A maioria das pessoas não se dá conta da real importância do serviço básico, caso contrário o povo brasileiro teria ido maciçamente às ruas para protestar contra a decisão tomada numa das comissões da Câmara dos Deputados, que arquivou a proposta de mudança na lei que regula o setor. Sem essa alteração, tudo continua como está, ou seja: a previsão da universalização do serviço fica mesmo para 2060.
Isso significa que a esperança de pessoas que nasceram em famílias pobres ou miseráveis, de conseguir melhorar de vida, sofre um duro baque. O que vemos no Brasil é o bisavô pobre, o avô pobre, o pai pobre e o filho seguindo a mesma via crucis. Aqui, quando a filha de uma faxineira entra numa universidade, isso é notícia de jornal.
Mas, afinal, o que o saneamento básico tem a ver com isso? A razão é simples de entender: quando a criança nasce, seu cérebro não está completamente formado. Durante os primeiros anos de vida, a energia produzida por seu metabolismo é majoritariamente destinada a essa tarefa: dar continuidade a sua formação cerebral. Ocorre que as crianças que vivem em locais sem saneamento estão sujeitas a um maior número de doenças, como diarreias e outras infecções, o que dificulta que essa formação se dê corretamente.
Não há nada mais triste do que ver, geração após geração, a leva de brasileiros condenados a permanecer na pobreza, sem reais condições de avançar social e economicamente pela inacreditável falta de sensibilidade de agentes públicos.

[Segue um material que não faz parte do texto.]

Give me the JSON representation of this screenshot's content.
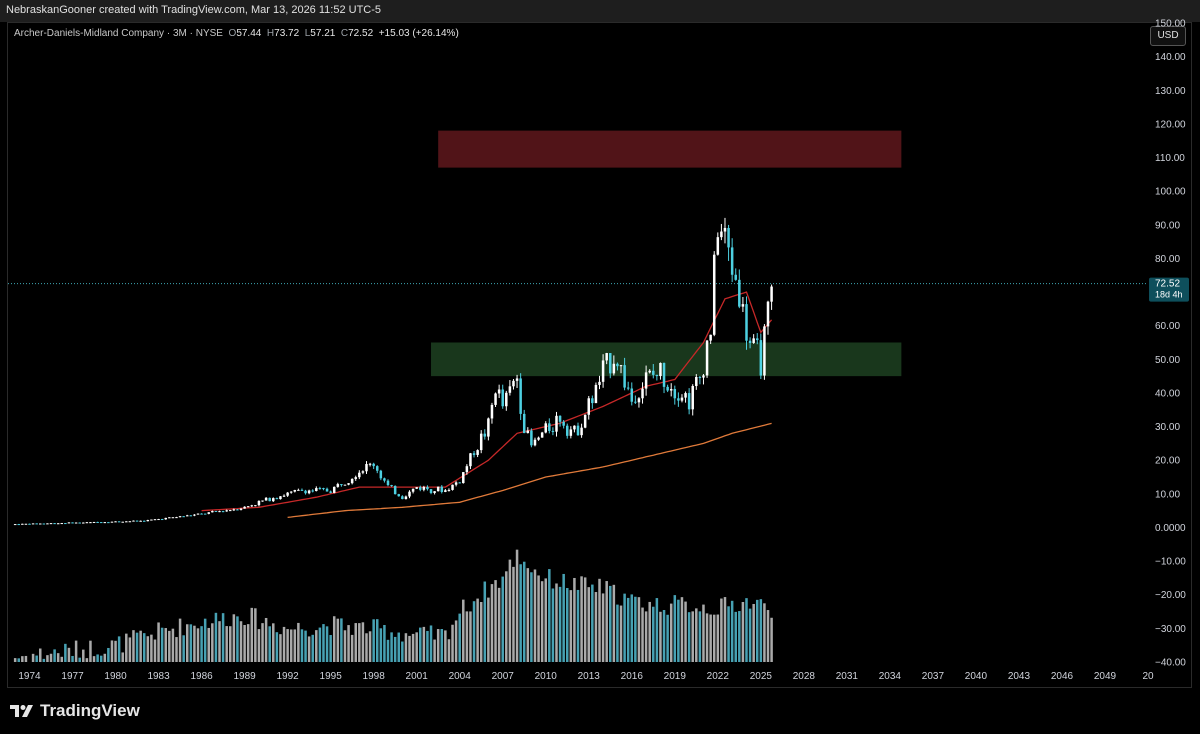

A razão do arquivamento da lei que poderia mudar esse quadro, comandada pela líder da Minoria, a deputada Jandira Feghali, é de natureza ideológica. A nova lei permitiria a participação de empresas privadas na prestação desse serviço – o que acontece, por exemplo, em Jundiaí, com ótimos resultados – e isso contraria um item da profissão de fé desses parlamentares, que saneamento é dever do Estado. Só que assim o problema simplesmente não se resolve. Ou seja: ao restringir, em razão de um dogma, a tomada de uma providência essencial e urgente, condenaram, por décadas, pessoas a viverem em meio a dejetos, bebendo água sem tratamento, sem esperança de melhoria, durante todas as suas vidas.